How much is nine months of pregnancy, labor, and the birth of a child worth? Less than 10 cents an hour, according to the supposed "Culture of Life" warriors in Texas.
The "Adoption Incentive Program" -- otherwise known as the Texas Baby Purchasing Act of 2007 -- would offer women $500 for forgoing abortion, giving birth and then signing away their parental rights. It does not apply to women who choose to keep their children or to women who choose adoption without first visiting an abortion provider, and it's being billed as an anti-abortion measure.
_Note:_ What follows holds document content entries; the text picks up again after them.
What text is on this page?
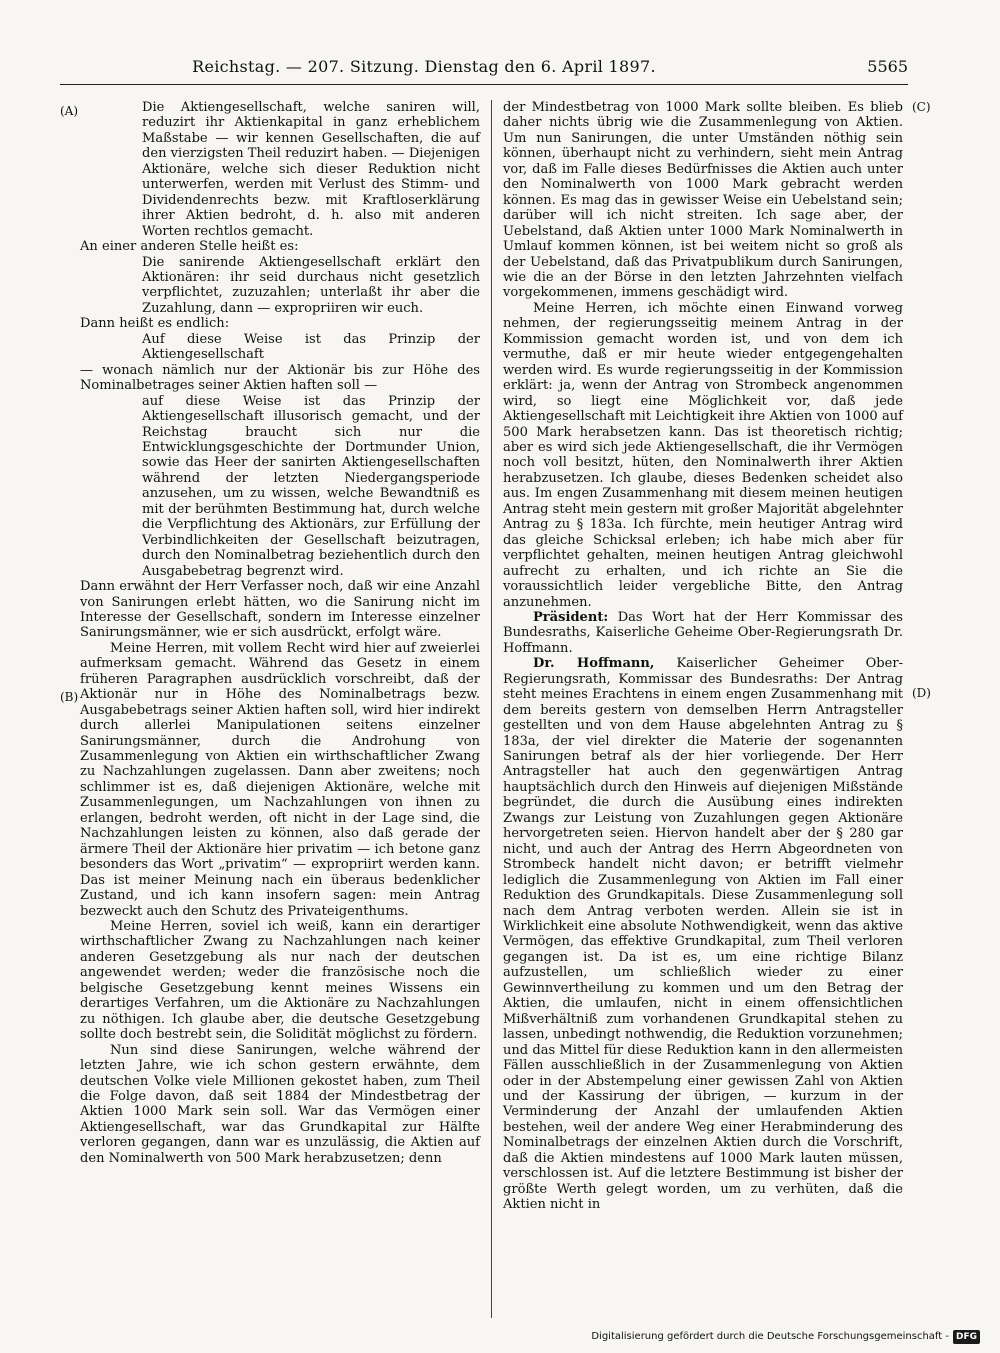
Reichstag. — 207. Sitzung. Dienstag den 6. April 1897.	5565
(A)
(B)
(C)
(D)

Die Aktiengesellschaft, welche saniren will, reduzirt ihr Aktienkapital in ganz erheblichem Maßstabe — wir kennen Gesellschaften, die auf den vierzigsten Theil reduzirt haben. — Diejenigen Aktionäre, welche sich dieser Reduktion nicht unterwerfen, werden mit Verlust des Stimm- und Dividendenrechts bezw. mit Kraftloserklärung ihrer Aktien bedroht, d. h. also mit anderen Worten rechtlos gemacht.

An einer anderen Stelle heißt es:

Die sanirende Aktiengesellschaft erklärt den Aktionären: ihr seid durchaus nicht gesetzlich verpflichtet, zuzuzahlen; unterlaßt ihr aber die Zuzahlung, dann — expropriiren wir euch.

Dann heißt es endlich:

Auf diese Weise ist das Prinzip der Aktiengesellschaft

— wonach nämlich nur der Aktionär bis zur Höhe des Nominalbetrages seiner Aktien haften soll —

auf diese Weise ist das Prinzip der Aktiengesellschaft illusorisch gemacht, und der Reichstag braucht sich nur die Entwicklungsgeschichte der Dortmunder Union, sowie das Heer der sanirten Aktiengesellschaften während der letzten Niedergangsperiode anzusehen, um zu wissen, welche Bewandtniß es mit der berühmten Bestimmung hat, durch welche die Verpflichtung des Aktionärs, zur Erfüllung der Verbindlichkeiten der Gesellschaft beizutragen, durch den Nominalbetrag beziehentlich durch den Ausgabebetrag begrenzt wird.

Dann erwähnt der Herr Verfasser noch, daß wir eine Anzahl von Sanirungen erlebt hätten, wo die Sanirung nicht im Interesse der Gesellschaft, sondern im Interesse einzelner Sanirungsmänner, wie er sich ausdrückt, erfolgt wäre.

Meine Herren, mit vollem Recht wird hier auf zweierlei aufmerksam gemacht. Während das Gesetz in einem früheren Paragraphen ausdrücklich vorschreibt, daß der Aktionär nur in Höhe des Nominalbetrags bezw. Ausgabebetrags seiner Aktien haften soll, wird hier indirekt durch allerlei Manipulationen seitens einzelner Sanirungsmänner, durch die Androhung von Zusammenlegung von Aktien ein wirthschaftlicher Zwang zu Nachzahlungen zugelassen. Dann aber zweitens; noch schlimmer ist es, daß diejenigen Aktionäre, welche mit Zusammenlegungen, um Nachzahlungen von ihnen zu erlangen, bedroht werden, oft nicht in der Lage sind, die Nachzahlungen leisten zu können, also daß gerade der ärmere Theil der Aktionäre hier privatim — ich betone ganz besonders das Wort „privatim“ — expropriirt werden kann. Das ist meiner Meinung nach ein überaus bedenklicher Zustand, und ich kann insofern sagen: mein Antrag bezweckt auch den Schutz des Privateigenthums.

Meine Herren, soviel ich weiß, kann ein derartiger wirthschaftlicher Zwang zu Nachzahlungen nach keiner anderen Gesetzgebung als nur nach der deutschen angewendet werden; weder die französische noch die belgische Gesetzgebung kennt meines Wissens ein derartiges Verfahren, um die Aktionäre zu Nachzahlungen zu nöthigen. Ich glaube aber, die deutsche Gesetzgebung sollte doch bestrebt sein, die Solidität möglichst zu fördern.

Nun sind diese Sanirungen, welche während der letzten Jahre, wie ich schon gestern erwähnte, dem deutschen Volke viele Millionen gekostet haben, zum Theil die Folge davon, daß seit 1884 der Mindestbetrag der Aktien 1000 Mark sein soll. War das Vermögen einer Aktiengesellschaft, war das Grundkapital zur Hälfte verloren gegangen, dann war es unzulässig, die Aktien auf den Nominalwerth von 500 Mark herabzusetzen; denn

der Mindestbetrag von 1000 Mark sollte bleiben. Es blieb daher nichts übrig wie die Zusammenlegung von Aktien. Um nun Sanirungen, die unter Umständen nöthig sein können, überhaupt nicht zu verhindern, sieht mein Antrag vor, daß im Falle dieses Bedürfnisses die Aktien auch unter den Nominalwerth von 1000 Mark gebracht werden können. Es mag das in gewisser Weise ein Uebelstand sein; darüber will ich nicht streiten. Ich sage aber, der Uebelstand, daß Aktien unter 1000 Mark Nominalwerth in Umlauf kommen können, ist bei weitem nicht so groß als der Uebelstand, daß das Privatpublikum durch Sanirungen, wie die an der Börse in den letzten Jahrzehnten vielfach vorgekommenen, immens geschädigt wird.

Meine Herren, ich möchte einen Einwand vorweg nehmen, der regierungsseitig meinem Antrag in der Kommission gemacht worden ist, und von dem ich vermuthe, daß er mir heute wieder entgegengehalten werden wird. Es wurde regierungsseitig in der Kommission erklärt: ja, wenn der Antrag von Strombeck angenommen wird, so liegt eine Möglichkeit vor, daß jede Aktiengesellschaft mit Leichtigkeit ihre Aktien von 1000 auf 500 Mark herabsetzen kann. Das ist theoretisch richtig; aber es wird sich jede Aktiengesellschaft, die ihr Vermögen noch voll besitzt, hüten, den Nominalwerth ihrer Aktien herabzusetzen. Ich glaube, dieses Bedenken scheidet also aus. Im engen Zusammenhang mit diesem meinen heutigen Antrag steht mein gestern mit großer Majorität abgelehnter Antrag zu § 183a. Ich fürchte, mein heutiger Antrag wird das gleiche Schicksal erleben; ich habe mich aber für verpflichtet gehalten, meinen heutigen Antrag gleichwohl aufrecht zu erhalten, und ich richte an Sie die voraussichtlich leider vergebliche Bitte, den Antrag anzunehmen.

Präsident: Das Wort hat der Herr Kommissar des Bundesraths, Kaiserliche Geheime Ober-Regierungsrath Dr. Hoffmann.

Dr. Hoffmann, Kaiserlicher Geheimer Ober-Regierungsrath, Kommissar des Bundesraths: Der Antrag steht meines Erachtens in einem engen Zusammenhang mit dem bereits gestern von demselben Herrn Antragsteller gestellten und von dem Hause abgelehnten Antrag zu § 183a, der viel direkter die Materie der sogenannten Sanirungen betraf als der hier vorliegende. Der Herr Antragsteller hat auch den gegenwärtigen Antrag hauptsächlich durch den Hinweis auf diejenigen Mißstände begründet, die durch die Ausübung eines indirekten Zwangs zur Leistung von Zuzahlungen gegen Aktionäre hervorgetreten seien. Hiervon handelt aber der § 280 gar nicht, und auch der Antrag des Herrn Abgeordneten von Strombeck handelt nicht davon; er betrifft vielmehr lediglich die Zusammenlegung von Aktien im Fall einer Reduktion des Grundkapitals. Diese Zusammenlegung soll nach dem Antrag verboten werden. Allein sie ist in Wirklichkeit eine absolute Nothwendigkeit, wenn das aktive Vermögen, das effektive Grundkapital, zum Theil verloren gegangen ist. Da ist es, um eine richtige Bilanz aufzustellen, um schließlich wieder zu einer Gewinnvertheilung zu kommen und um den Betrag der Aktien, die umlaufen, nicht in einem offensichtlichen Mißverhältniß zum vorhandenen Grundkapital stehen zu lassen, unbedingt nothwendig, die Reduktion vorzunehmen; und das Mittel für diese Reduktion kann in den allermeisten Fällen ausschließlich in der Zusammenlegung von Aktien oder in der Abstempelung einer gewissen Zahl von Aktien und der Kassirung der übrigen, — kurzum in der Verminderung der Anzahl der umlaufenden Aktien bestehen, weil der andere Weg einer Herabminderung des Nominalbetrags der einzelnen Aktien durch die Vorschrift, daß die Aktien mindestens auf 1000 Mark lauten müssen, verschlossen ist. Auf die letztere Bestimmung ist bisher der größte Werth gelegt worden, um zu verhüten, daß die Aktien nicht in

Digitalisierung gefördert durch die Deutsche Forschungsgemeinschaft - DFG
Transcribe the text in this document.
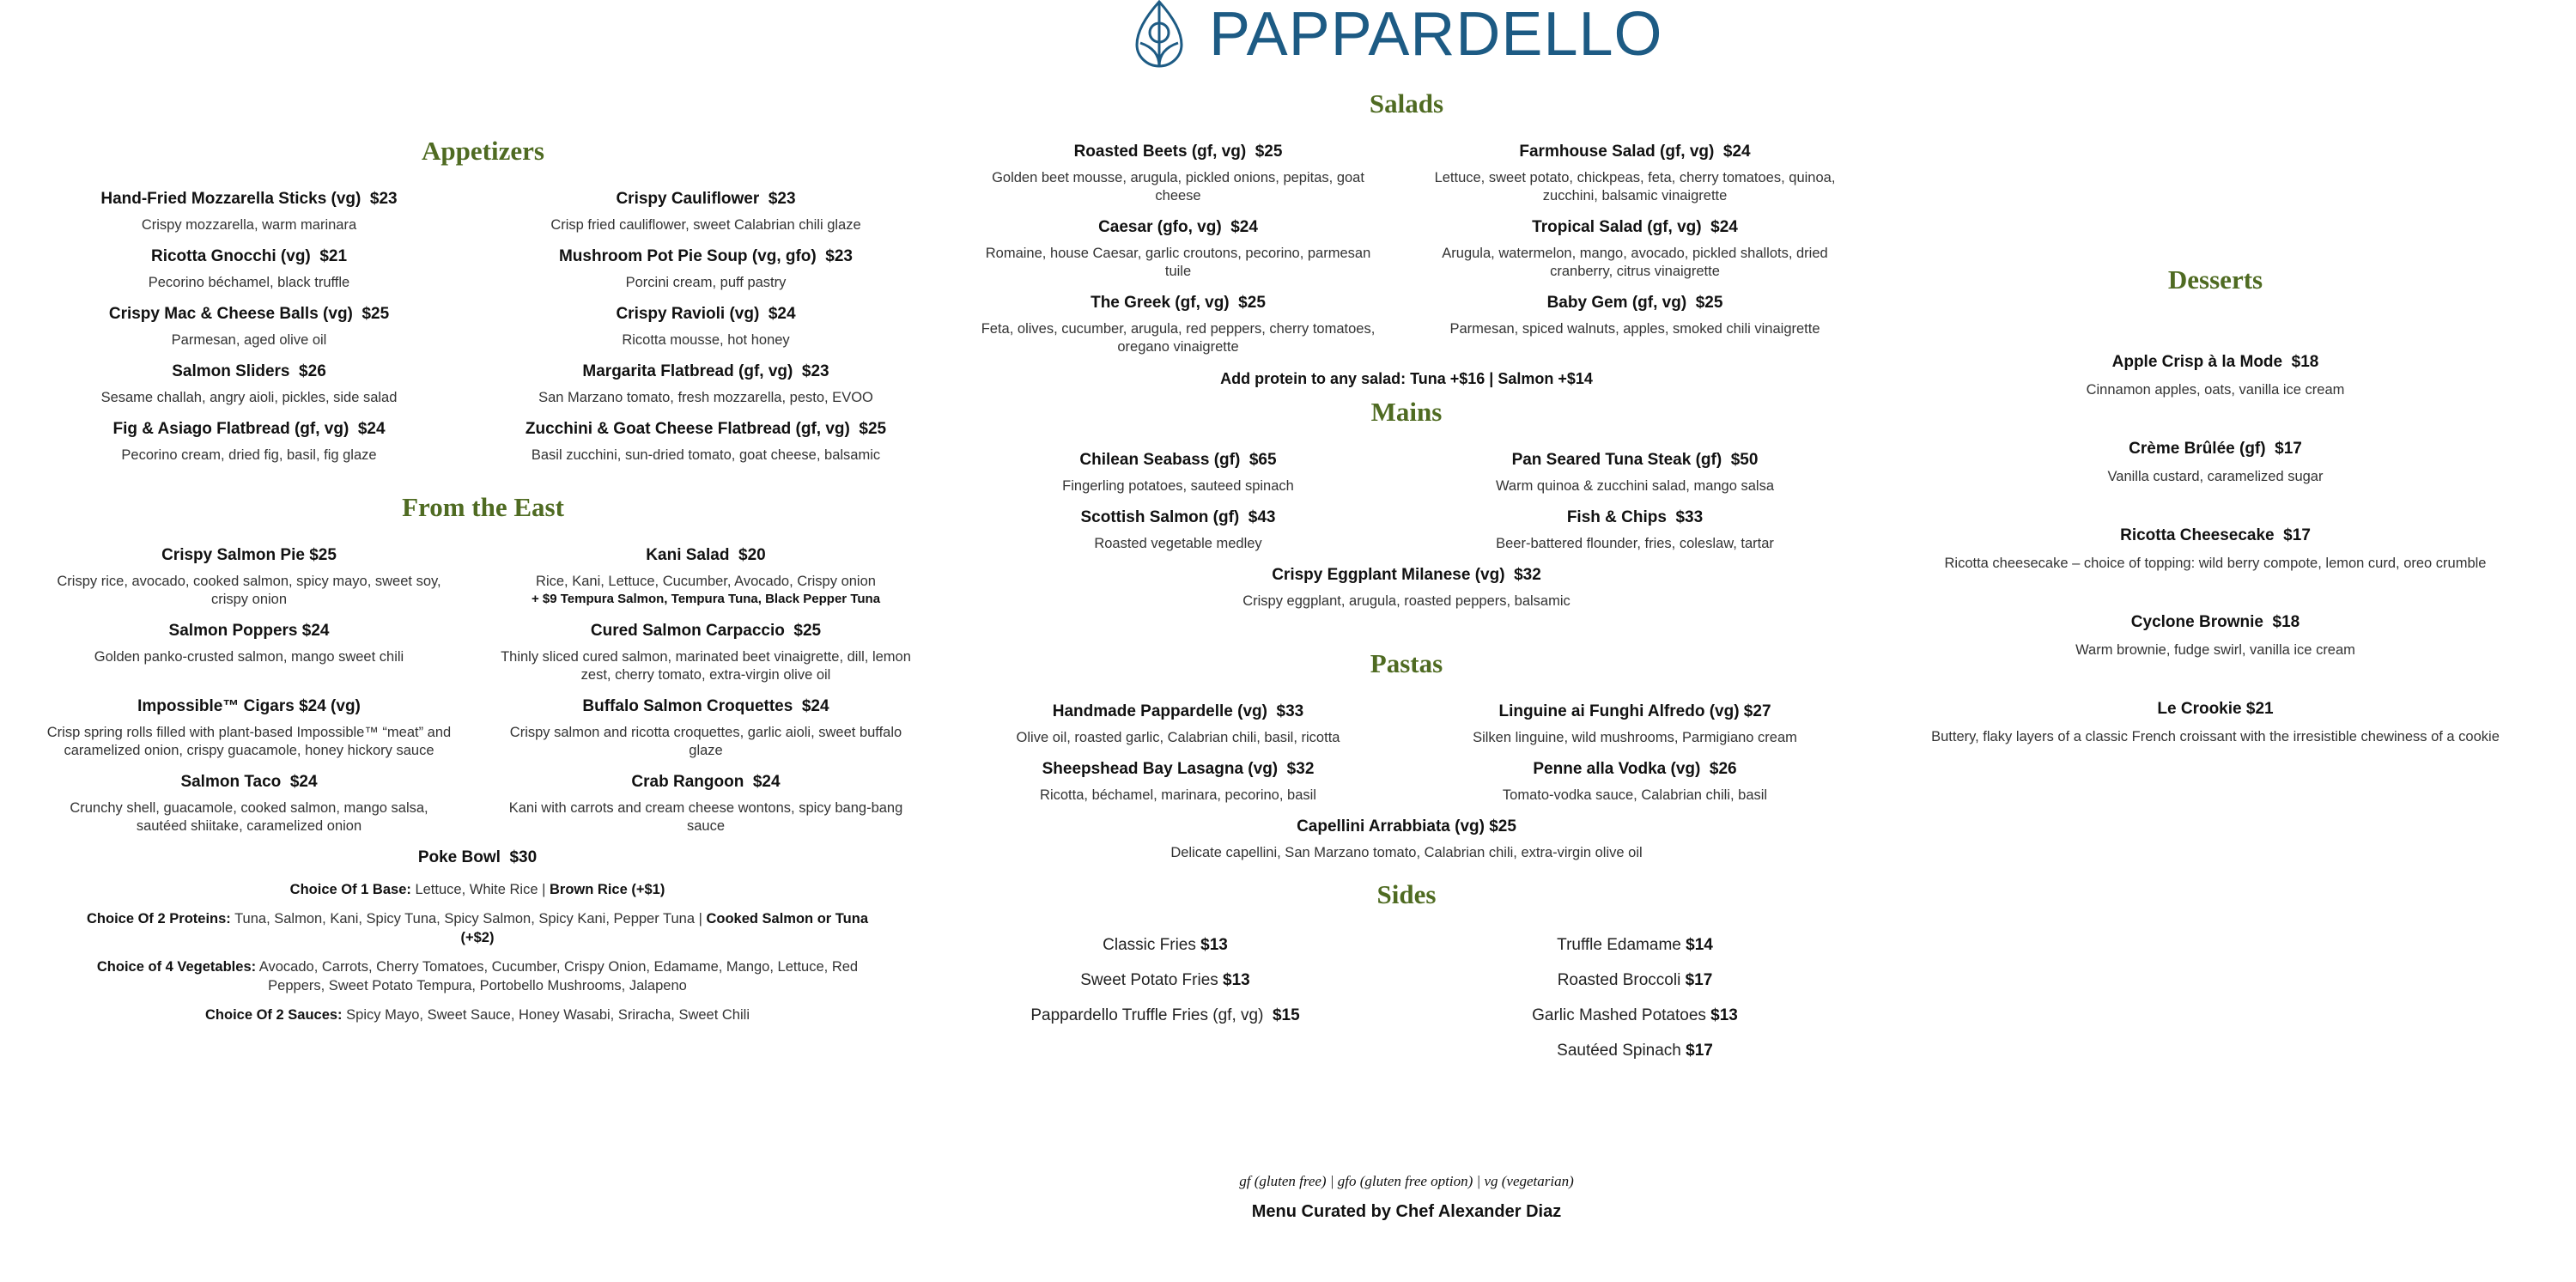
PAPPARDELLO
Appetizers
Hand-Fried Mozzarella Sticks (vg)  $23
Crispy mozzarella, warm marinara
Crispy Cauliflower  $23
Crisp fried cauliflower, sweet Calabrian chili glaze
Ricotta Gnocchi (vg)  $21
Pecorino béchamel, black truffle
Mushroom Pot Pie Soup (vg, gfo)  $23
Porcini cream, puff pastry
Crispy Mac & Cheese Balls (vg)  $25
Parmesan, aged olive oil
Crispy Ravioli (vg)  $24
Ricotta mousse, hot honey
Salmon Sliders  $26
Sesame challah, angry aioli, pickles, side salad
Margarita Flatbread (gf, vg)  $23
San Marzano tomato, fresh mozzarella, pesto, EVOO
Fig & Asiago Flatbread (gf, vg)  $24
Pecorino cream, dried fig, basil, fig glaze
Zucchini & Goat Cheese Flatbread (gf, vg)  $25
Basil zucchini, sun-dried tomato, goat cheese, balsamic
From the East
Crispy Salmon Pie $25
Crispy rice, avocado, cooked salmon, spicy mayo, sweet soy, crispy onion
Kani Salad  $20
Rice, Kani, Lettuce, Cucumber, Avocado, Crispy onion
+ $9 Tempura Salmon, Tempura Tuna, Black Pepper Tuna
Salmon Poppers $24
Golden panko-crusted salmon, mango sweet chili
Cured Salmon Carpaccio  $25
Thinly sliced cured salmon, marinated beet vinaigrette, dill, lemon zest, cherry tomato, extra-virgin olive oil
Impossible™ Cigars $24 (vg)
Crisp spring rolls filled with plant-based Impossible™ “meat” and caramelized onion, crispy guacamole, honey hickory sauce
Buffalo Salmon Croquettes  $24
Crispy salmon and ricotta croquettes, garlic aioli, sweet buffalo glaze
Salmon Taco  $24
Crunchy shell, guacamole, cooked salmon, mango salsa, sautéed shiitake, caramelized onion
Crab Rangoon  $24
Kani with carrots and cream cheese wontons, spicy bang-bang sauce
Poke Bowl  $30
Choice Of 1 Base: Lettuce, White Rice | Brown Rice (+$1)
Choice Of 2 Proteins: Tuna, Salmon, Kani, Spicy Tuna, Spicy Salmon, Spicy Kani, Pepper Tuna | Cooked Salmon or Tuna (+$2)
Choice of 4 Vegetables: Avocado, Carrots, Cherry Tomatoes, Cucumber, Crispy Onion, Edamame, Mango, Lettuce, Red Peppers, Sweet Potato Tempura, Portobello Mushrooms, Jalapeno
Choice Of 2 Sauces: Spicy Mayo, Sweet Sauce, Honey Wasabi, Sriracha, Sweet Chili
Salads
Roasted Beets (gf, vg)  $25
Golden beet mousse, arugula, pickled onions, pepitas, goat cheese
Farmhouse Salad (gf, vg)  $24
Lettuce, sweet potato, chickpeas, feta, cherry tomatoes, quinoa, zucchini, balsamic vinaigrette
Caesar (gfo, vg)  $24
Romaine, house Caesar, garlic croutons, pecorino, parmesan tuile
Tropical Salad (gf, vg)  $24
Arugula, watermelon, mango, avocado, pickled shallots, dried cranberry, citrus vinaigrette
The Greek (gf, vg)  $25
Feta, olives, cucumber, arugula, red peppers, cherry tomatoes, oregano vinaigrette
Baby Gem (gf, vg)  $25
Parmesan, spiced walnuts, apples, smoked chili vinaigrette
Add protein to any salad: Tuna +$16 | Salmon +$14
Mains
Chilean Seabass (gf)  $65
Fingerling potatoes, sauteed spinach
Pan Seared Tuna Steak (gf)  $50
Warm quinoa & zucchini salad, mango salsa
Scottish Salmon (gf)  $43
Roasted vegetable medley
Fish & Chips  $33
Beer-battered flounder, fries, coleslaw, tartar
Crispy Eggplant Milanese (vg)  $32
Crispy eggplant, arugula, roasted peppers, balsamic
Pastas
Handmade Pappardelle (vg)  $33
Olive oil, roasted garlic, Calabrian chili, basil, ricotta
Linguine ai Funghi Alfredo (vg) $27
Silken linguine, wild mushrooms, Parmigiano cream
Sheepshead Bay Lasagna (vg)  $32
Ricotta, béchamel, marinara, pecorino, basil
Penne alla Vodka (vg)  $26
Tomato-vodka sauce, Calabrian chili, basil
Capellini Arrabbiata (vg) $25
Delicate capellini, San Marzano tomato, Calabrian chili, extra-virgin olive oil
Sides
Classic Fries $13
Sweet Potato Fries $13
Pappardello Truffle Fries (gf, vg)  $15
Truffle Edamame $14
Roasted Broccoli $17
Garlic Mashed Potatoes $13
Sautéed Spinach $17
Desserts
Apple Crisp à la Mode  $18
Cinnamon apples, oats, vanilla ice cream
Crème Brûlée (gf)  $17
Vanilla custard, caramelized sugar
Ricotta Cheesecake  $17
Ricotta cheesecake – choice of topping: wild berry compote, lemon curd, oreo crumble
Cyclone Brownie  $18
Warm brownie, fudge swirl, vanilla ice cream
Le Crookie $21
Buttery, flaky layers of a classic French croissant with the irresistible chewiness of a cookie
gf (gluten free) | gfo (gluten free option) | vg (vegetarian)
Menu Curated by Chef Alexander Diaz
Talk about commodifying women's bodies.
This law would essentially pay women to rent out their uteruses. As BitchPhD points out, it's not about encouraging childbirth, it's about bribing women out of abortion and into adoption, effectively using them as cheap labor to create a child for someone else. Five hundred dollars isn't anywhere near enough to pay for the costs of pregnancy, like pre-natal care, maternity clothes, extra food, and time taken off of work. The bill even states that abortion providers -- and abortion providers alone -- are required to offer the funding to women seeking terminations. The funding is not offered to pregnant women who independently choose to give a child up for adoption. It's significantly less than women make by donating their eggs, even though common sense would dictate that being pregnant for nine months and birthing a child is slightly more labor-intensive than egg donation. Of course, there is a disproportionate demand for eggs from white, college-educated women, and egg donors get paid on a sliding scale which takes into account everything from their physical attractiveness to their SAT scores, both of which are linked to socioeconomic status. If there was ever an example of what kind of women are valued in America, this is it -- and it's not the low-income pregnant women who Texas Republicans are trying to bribe out of abortion for a couple hundred bucks.
Baby-selling, it should be noted, is pretty illegal. But the proposed Texas law deals with that by simply saying that the anti-baby-selling statute "does not apply to the grant or acceptance of money under this section." Well ok then.
I also suspect that this is less about preventing abortion than it is about insuring that the children of "unfit" mothers -- those 1 in 3 American women who will terminate a pregnancy at some point in her life -- are re-distributed to parents who are deemed to be better suited to raise them.
Adoption can be a wonderful thing for both pregnant women and people who want to adopt children -- but not when it's coercive (and especially when that coercion is insultingly low-balled). Pregnancy is no walk in the park. Neither is childbirth. If, as a society, we're going to decide that these things are worth financial compensation, then we need to compensate women who give birth for their labor (no pun intended) regardless of whether they keep the child or put it up for adoption. Or we need to decide that pregnancy, childbirth and adoption should be a completely voluntary and non-coercive process -- in which case we need to make sure that women have the widest variety of choices possible by increasing access to contraception, medically accurate sexual health information, secular adoption services and abortion; recognizing that infringements on our reproductive freedom are inexcusable violations of our most basic human rights to bodily integrity and autonomy; and making it possible for women to choose to give birth by promoting universal health care, more flexible work and education policies, paid parental leave, affordable childcare, better relief for low-income women with children, and an improved social safety net.
But you won't hear any of this from so-called "pro-life" politicians and leaders, who are remarkably disinterested in actually decreasing the abortion rate. They prefer to punish women for violating the right-wing version of sexual morality (in which you exchange sex for a wedding ring, let God decide how many babies you have, and everyone is heterosexual) by restricting and attempting to outlaw abortion, passing off medically inaccurate abstinence-only propaganda as "sex education," and quite literally viewing women as vessels for reproduction.
This law is unlikely to make it out of committee, but it's nonetheless reflective of just how little "pro-life" politicians and leaders actually care about women, beyond our ability to make a child for someone else. And despite the lip service they pay to babies, they don't care about kids all that much either -- 100% of the worst legislators for children in this country are "pro-life."
Paying women 7 cents an hour if they carry a pregnancy to term and then give the child up for adoption is not "pro-life." But it's good to know that pro-life politicians love babies so much that they're willing to sell them for bargain-basement prices.